Authors: Tim Wynne-Jones
J
ACKSON PAGE PICKED UP
the Gibson ES-175 gingerly, as if it might be trip-wired to some explosive device. He examined the pickups, the toggle switch, the controls. It wasn’t even plugged in, but you couldn’t be too careful. No, it was okay. Still in tune—well, close enough for rock ’n’ roll. Right. And that was the problem.
“I am regressing,” he said to no one. And then he listened to see if no one had any suggestions.
He closed his eyes to try to hear the music in his head.
Simple.
He had already laid down a bunch of tracks, knew the overall shape of the thing, the musical through line, but there was something missing in the final movement. Ha! Movement—as if it were a symphony. Maybe he should say there was something missing in the final stages, as if it were a disease.
The big old guitar was still new to him. He’d found it in a secondhand store in Toronto. The ES-175 was a workhorse in the jazz world, the kind of guitar someone like Pat Metheny played, not some twenty-two-year-old with concert-hall pretensions. Then again, what was he doing playing around with electric guitars at all?

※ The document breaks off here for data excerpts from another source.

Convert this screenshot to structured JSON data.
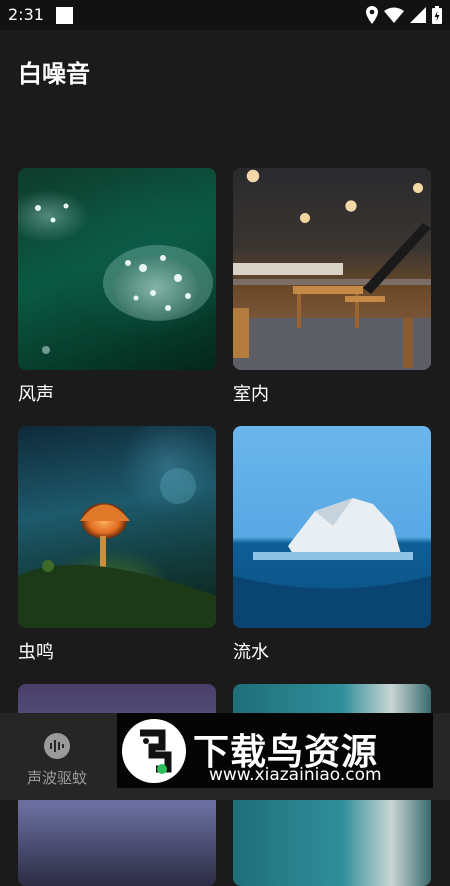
{
  "status_bar": {
    "time": "2:31"
  },
  "page": {
    "title": "白噪音"
  },
  "cards": [
    {
      "label": "风声"
    },
    {
      "label": "室内"
    },
    {
      "label": "虫鸣"
    },
    {
      "label": "流水"
    }
  ],
  "bottom_nav": {
    "items": [
      {
        "label": "声波驱蚊",
        "icon": "sound-wave-icon"
      }
    ]
  },
  "watermark": {
    "brand": "下载鸟资源",
    "url": "www.xiazainiao.com"
  }
}
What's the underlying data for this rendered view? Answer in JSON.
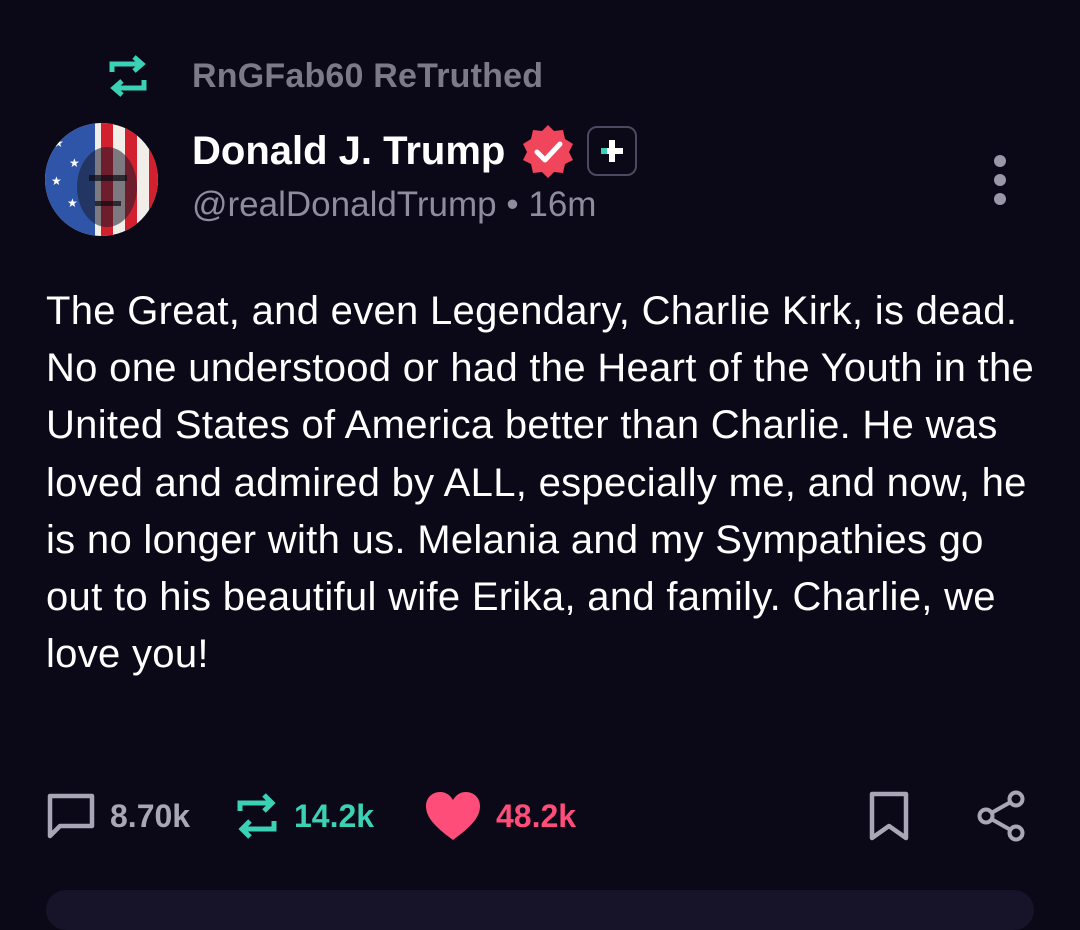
{
  "retruth_banner": {
    "label": "RnGFab60 ReTruthed",
    "icon": "retruth-icon"
  },
  "author": {
    "display_name": "Donald J. Trump",
    "handle": "@realDonaldTrump",
    "separator": "•",
    "time_ago": "16m",
    "verified_icon": "verified-badge-icon",
    "plus_icon": "plus-icon",
    "avatar": "avatar-image"
  },
  "post": {
    "text": "The Great, and even Legendary, Charlie Kirk, is dead. No one understood or had the Heart of the Youth in the United States of America better than Charlie. He was loved and admired by ALL, especially me, and now, he is no longer with us. Melania and my Sympathies go out to his beautiful wife Erika, and family. Charlie, we love you!"
  },
  "actions": {
    "reply_count": "8.70k",
    "retruth_count": "14.2k",
    "like_count": "48.2k",
    "reply_icon": "comment-icon",
    "retruth_icon": "retruth-icon",
    "like_icon": "heart-icon",
    "bookmark_icon": "bookmark-icon",
    "share_icon": "share-icon",
    "more_icon": "more-vertical-icon"
  },
  "colors": {
    "background": "#0b0818",
    "accent_teal": "#3bd1b5",
    "like_pink": "#ff4d7a",
    "muted_text": "#8f8c9d",
    "verified_red": "#f0455a"
  }
}
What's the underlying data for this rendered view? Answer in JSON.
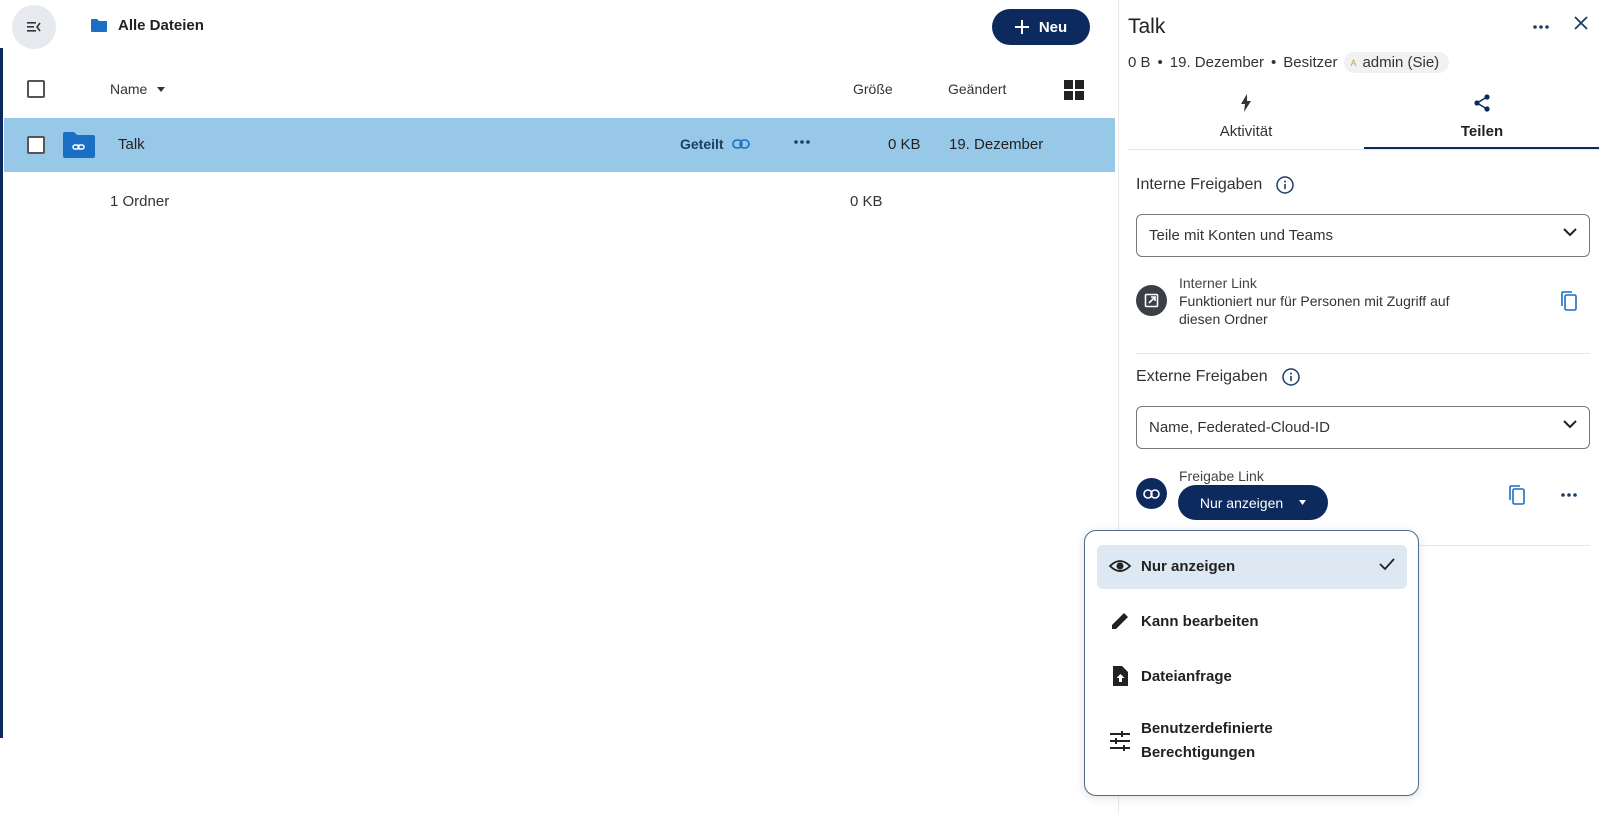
{
  "files": {
    "breadcrumb": "Alle Dateien",
    "new_button": "Neu",
    "columns": {
      "name": "Name",
      "size": "Größe",
      "changed": "Geändert"
    },
    "rows": [
      {
        "name": "Talk",
        "shared_label": "Geteilt",
        "size": "0 KB",
        "changed": "19. Dezember"
      }
    ],
    "summary": {
      "count": "1 Ordner",
      "size": "0 KB"
    }
  },
  "sidebar": {
    "title": "Talk",
    "meta": {
      "size": "0 B",
      "date": "19. Dezember",
      "owner_label": "Besitzer",
      "owner_initial": "A",
      "owner_name": "admin (Sie)"
    },
    "tabs": [
      {
        "label": "Aktivität",
        "icon": "activity-icon"
      },
      {
        "label": "Teilen",
        "icon": "share-icon",
        "active": true
      }
    ],
    "internal": {
      "heading": "Interne Freigaben",
      "select_placeholder": "Teile mit Konten und Teams",
      "link_title": "Interner Link",
      "link_desc_1": "Funktioniert nur für Personen mit Zugriff auf",
      "link_desc_2": "diesen Ordner"
    },
    "external": {
      "heading": "Externe Freigaben",
      "select_placeholder": "Name, Federated-Cloud-ID",
      "link_title": "Freigabe Link",
      "permission_button": "Nur anzeigen"
    }
  },
  "menu": {
    "items": [
      {
        "label": "Nur anzeigen",
        "icon": "eye-icon",
        "selected": true
      },
      {
        "label": "Kann bearbeiten",
        "icon": "pencil-icon"
      },
      {
        "label": "Dateianfrage",
        "icon": "file-upload-icon"
      },
      {
        "label_1": "Benutzerdefinierte",
        "label_2": "Berechtigungen",
        "icon": "tune-icon"
      }
    ]
  },
  "colors": {
    "primary": "#0d2a5e",
    "selected_row": "#98c8e8",
    "menu_selected": "#dde8f3",
    "link_blue": "#1a6fc4"
  }
}
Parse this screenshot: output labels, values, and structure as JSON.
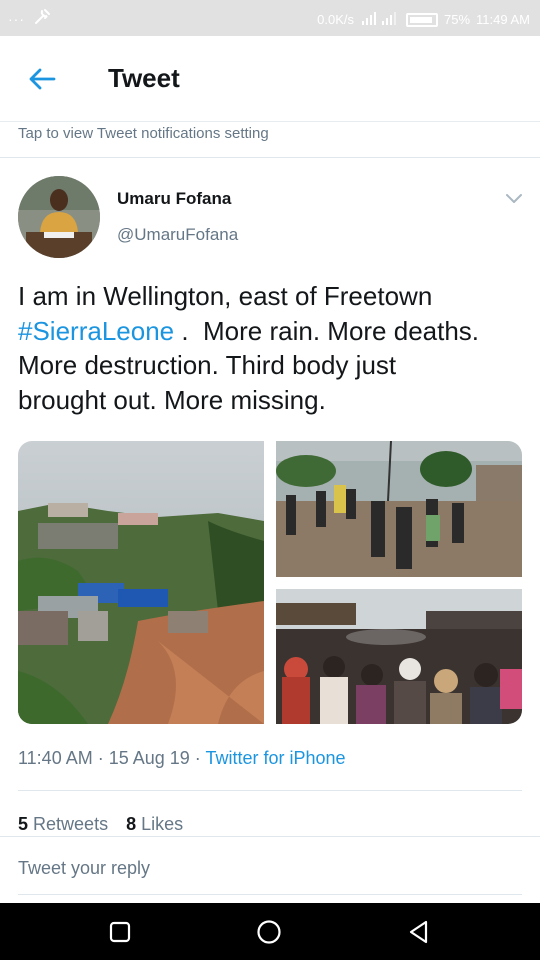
{
  "status_bar": {
    "left_glyphs": "···",
    "speed": "0.0K/s",
    "battery": "75%",
    "time": "11:49 AM"
  },
  "header": {
    "title": "Tweet"
  },
  "notification": {
    "text": "Tap to view Tweet notifications setting"
  },
  "tweet": {
    "author_name": "Umaru Fofana",
    "author_handle": "@UmaruFofana",
    "text_line1": "I am in Wellington, east of Freetown",
    "hashtag": "#SierraLeone",
    "text_line2_rest": " .  More rain. More deaths.",
    "text_line3": "More destruction. Third body just",
    "text_line4": "brought out. More missing.",
    "timestamp": "11:40 AM · 15 Aug 19 · ",
    "source": "Twitter for iPhone",
    "retweets_count": "5",
    "retweets_label": "Retweets",
    "likes_count": "8",
    "likes_label": "Likes"
  },
  "reply": {
    "placeholder": "Tweet your reply"
  },
  "colors": {
    "accent": "#1b95e0",
    "secondary_text": "#657786",
    "status_bar_bg": "#e1e1e1"
  }
}
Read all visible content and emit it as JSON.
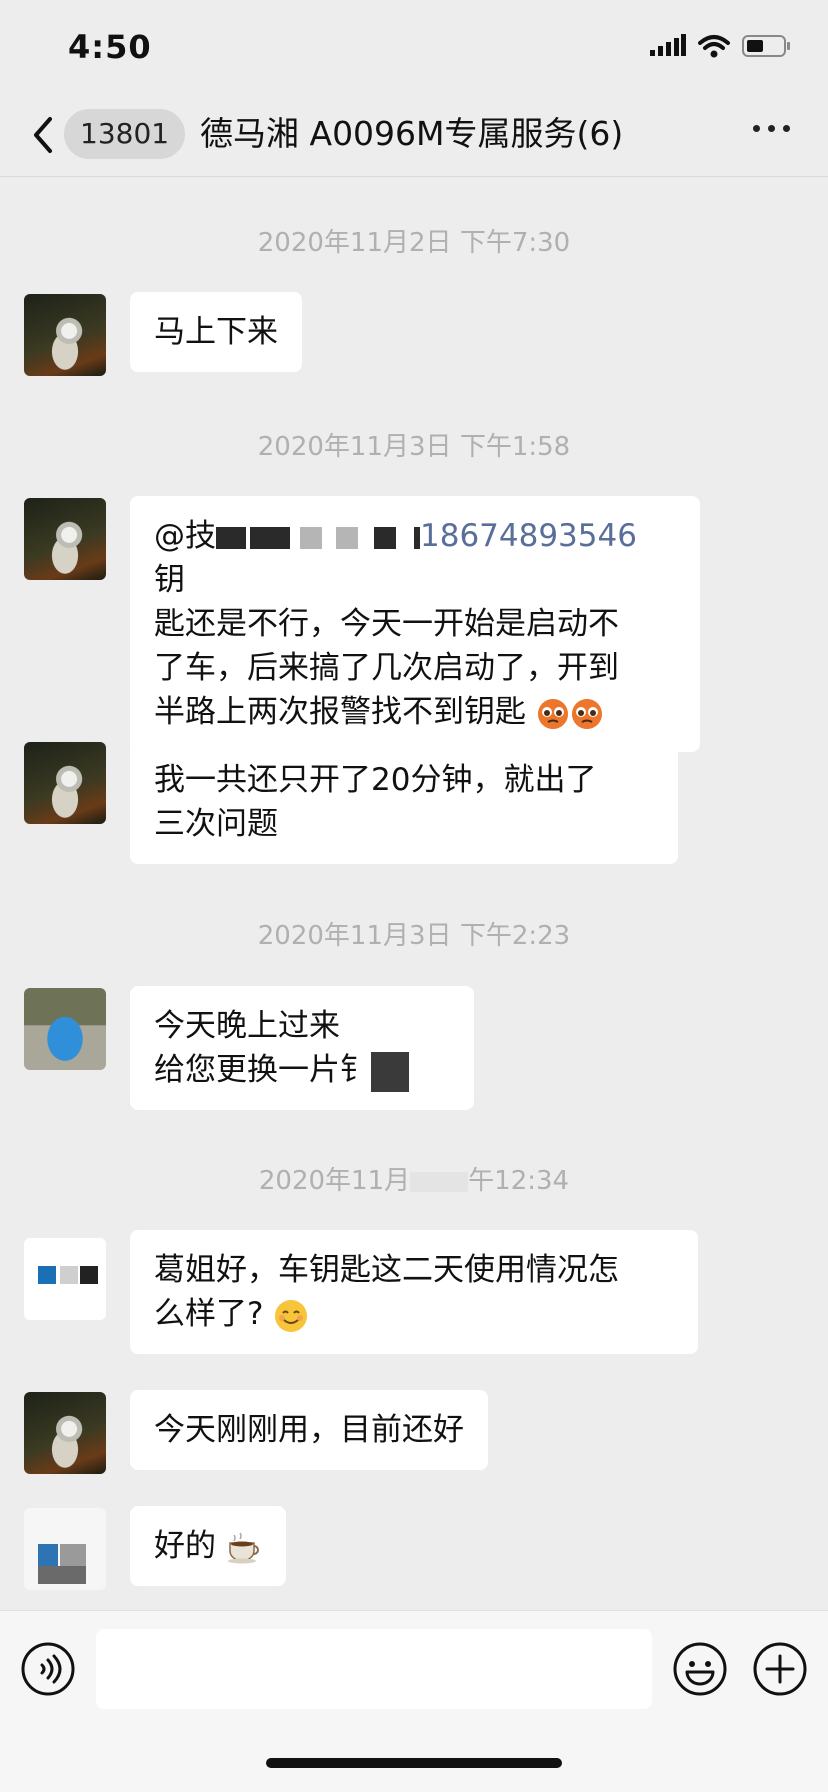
{
  "status": {
    "time": "4:50"
  },
  "nav": {
    "unread": "13801",
    "title": "德马湘 A0096M专属服务(6)"
  },
  "timestamps": [
    "2020年11月2日 下午7:30",
    "2020年11月3日 下午1:58",
    "2020年11月3日 下午2:23",
    "2020年11月",
    "午12:34"
  ],
  "messages": {
    "m1": "马上下来",
    "m2": {
      "mention": "@技",
      "phone": "18674893546",
      "line1_end": " 钥",
      "line2": "匙还是不行，今天一开始是启动不",
      "line3": "了车，后来搞了几次启动了，开到",
      "line4": "半路上两次报警找不到钥匙"
    },
    "m3": {
      "line1": "我一共还只开了20分钟，就出了",
      "line2": "三次问题"
    },
    "m4": {
      "line1": "今天晚上过来",
      "line2": "给您更换一片钅"
    },
    "m5": {
      "line1": "葛姐好，车钥匙这二天使用情况怎",
      "line2": "么样了?"
    },
    "m6": "今天刚刚用，目前还好",
    "m7": "好的"
  },
  "icons": {
    "back": "chevron-left-icon",
    "more": "more-dots-icon",
    "voice": "voice-icon",
    "emoji": "emoji-icon",
    "plus": "plus-icon"
  }
}
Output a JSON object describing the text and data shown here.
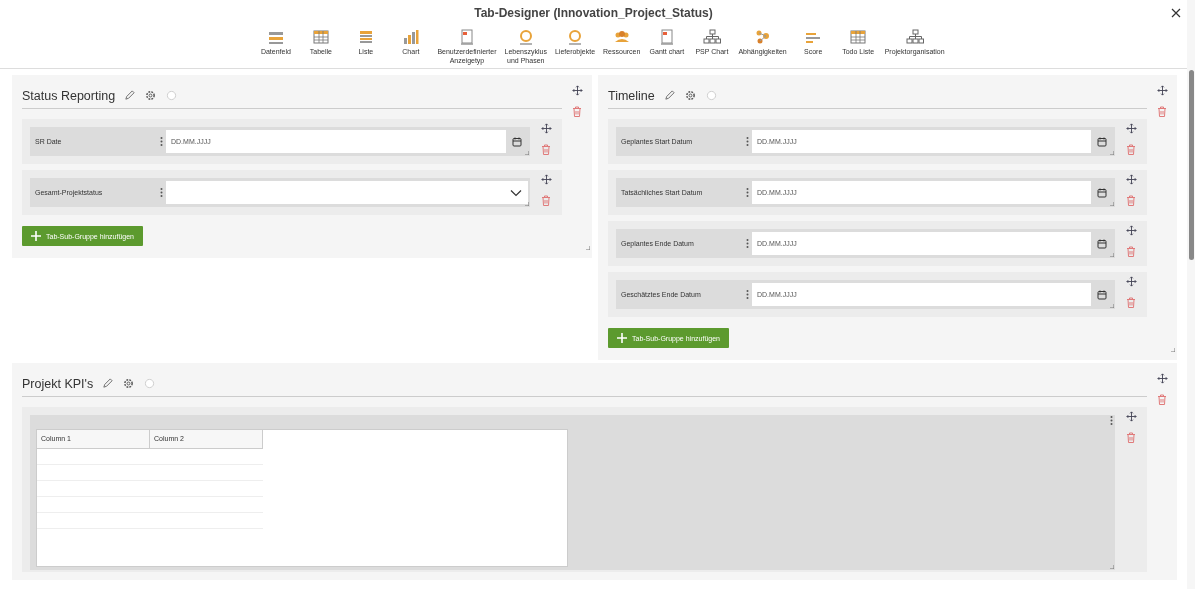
{
  "window": {
    "title": "Tab-Designer (Innovation_Project_Status)"
  },
  "toolbar": [
    {
      "kind": "datafield",
      "label": "Datenfeld"
    },
    {
      "kind": "table",
      "label": "Tabelle"
    },
    {
      "kind": "list",
      "label": "Liste"
    },
    {
      "kind": "chart",
      "label": "Chart"
    },
    {
      "kind": "doc",
      "label": "Benutzerdefinierter\nAnzeigetyp"
    },
    {
      "kind": "ring",
      "label": "Lebenszyklus\nund Phasen"
    },
    {
      "kind": "ring",
      "label": "Lieferobjekte"
    },
    {
      "kind": "people",
      "label": "Ressourcen"
    },
    {
      "kind": "doc",
      "label": "Gantt chart"
    },
    {
      "kind": "org",
      "label": "PSP Chart"
    },
    {
      "kind": "deps",
      "label": "Abhängigkeiten"
    },
    {
      "kind": "score",
      "label": "Score"
    },
    {
      "kind": "table",
      "label": "Todo Liste"
    },
    {
      "kind": "org",
      "label": "Projektorganisation"
    }
  ],
  "panels": [
    {
      "title": "Status Reporting",
      "groups": [
        {
          "kind": "date",
          "label": "SR Date",
          "placeholder": "DD.MM.JJJJ"
        },
        {
          "kind": "select",
          "label": "Gesamt-Projektstatus"
        }
      ],
      "add_button": "Tab-Sub-Gruppe hinzufügen"
    },
    {
      "title": "Timeline",
      "groups": [
        {
          "kind": "date",
          "label": "Geplantes Start Datum",
          "placeholder": "DD.MM.JJJJ"
        },
        {
          "kind": "date",
          "label": "Tatsächliches Start Datum",
          "placeholder": "DD.MM.JJJJ"
        },
        {
          "kind": "date",
          "label": "Geplantes Ende Datum",
          "placeholder": "DD.MM.JJJJ"
        },
        {
          "kind": "date",
          "label": "Geschätztes Ende Datum",
          "placeholder": "DD.MM.JJJJ"
        }
      ],
      "add_button": "Tab-Sub-Gruppe hinzufügen"
    },
    {
      "title": "Projekt KPI's",
      "groups": [
        {
          "kind": "table",
          "columns": [
            "Column 1",
            "Column 2"
          ]
        }
      ]
    }
  ]
}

He swiveled his chair westward and tilted the top of the Gibson toward the window of the loft. He watched the daylight glint off the sunburst finish. The light also picked up the dust. He grabbed some polish and a rag from his worktable and set to cleaning the guitar, lovingly, until the lacquer finish gleamed. Just because he was screwing up didn’t mean the instruments should suffer.
Simple
had started out spare and clean. And serious. He’d been listening to Arvo Pärt and Toru Takemitsu. To Hildegard von Bingen, for Christ’s sake! He wanted an unadorned, almost mystical sound, off the top, with lots of space around every note. He’d always known that the piece was going to get weird and dissonant, that “simple” was not easy—that was the point. He just hadn’t known
how
weird or dissonant
everything
was going to get. Then yesterday he’d lost it—strapped on the guitar, plugged it into the stomp box, and pretended he was Travis Stever of Coheed and Cambria. As if. He was no rock star. His garage-band days with Snye were far behind him.
Snye had packed the coffeehouse at Ladybank Collegiate, rocked the legion hall, warmed up for Hammerhead in the city. Their musical influences were ancient: King Crimson; Yes; Procul Harum; Emerson, Lake and Palmer. Big gaudy stuff. Jay had written all the band’s tunes and was the only one who had stayed with music. Got himself a degree and now was taking a year off, courtesy of Mom, to consolidate, to write. Next year—graduate school. Next fall.
So what was
Simple
?
It was
supposed
to be a tone poem, not some emo-punk piece of shit. But right now, emo-punk shit seemed about all he could channel. He had to get serious back. He closed his eyes again. Listened. It was in there somewhere.
He let the quiet build up around him. He started playing the riff he’d recorded yesterday but at half the tempo. He played it sweet. It was an inversion of the first motif, and when you didn’t distort the crap out of it, you could hear that.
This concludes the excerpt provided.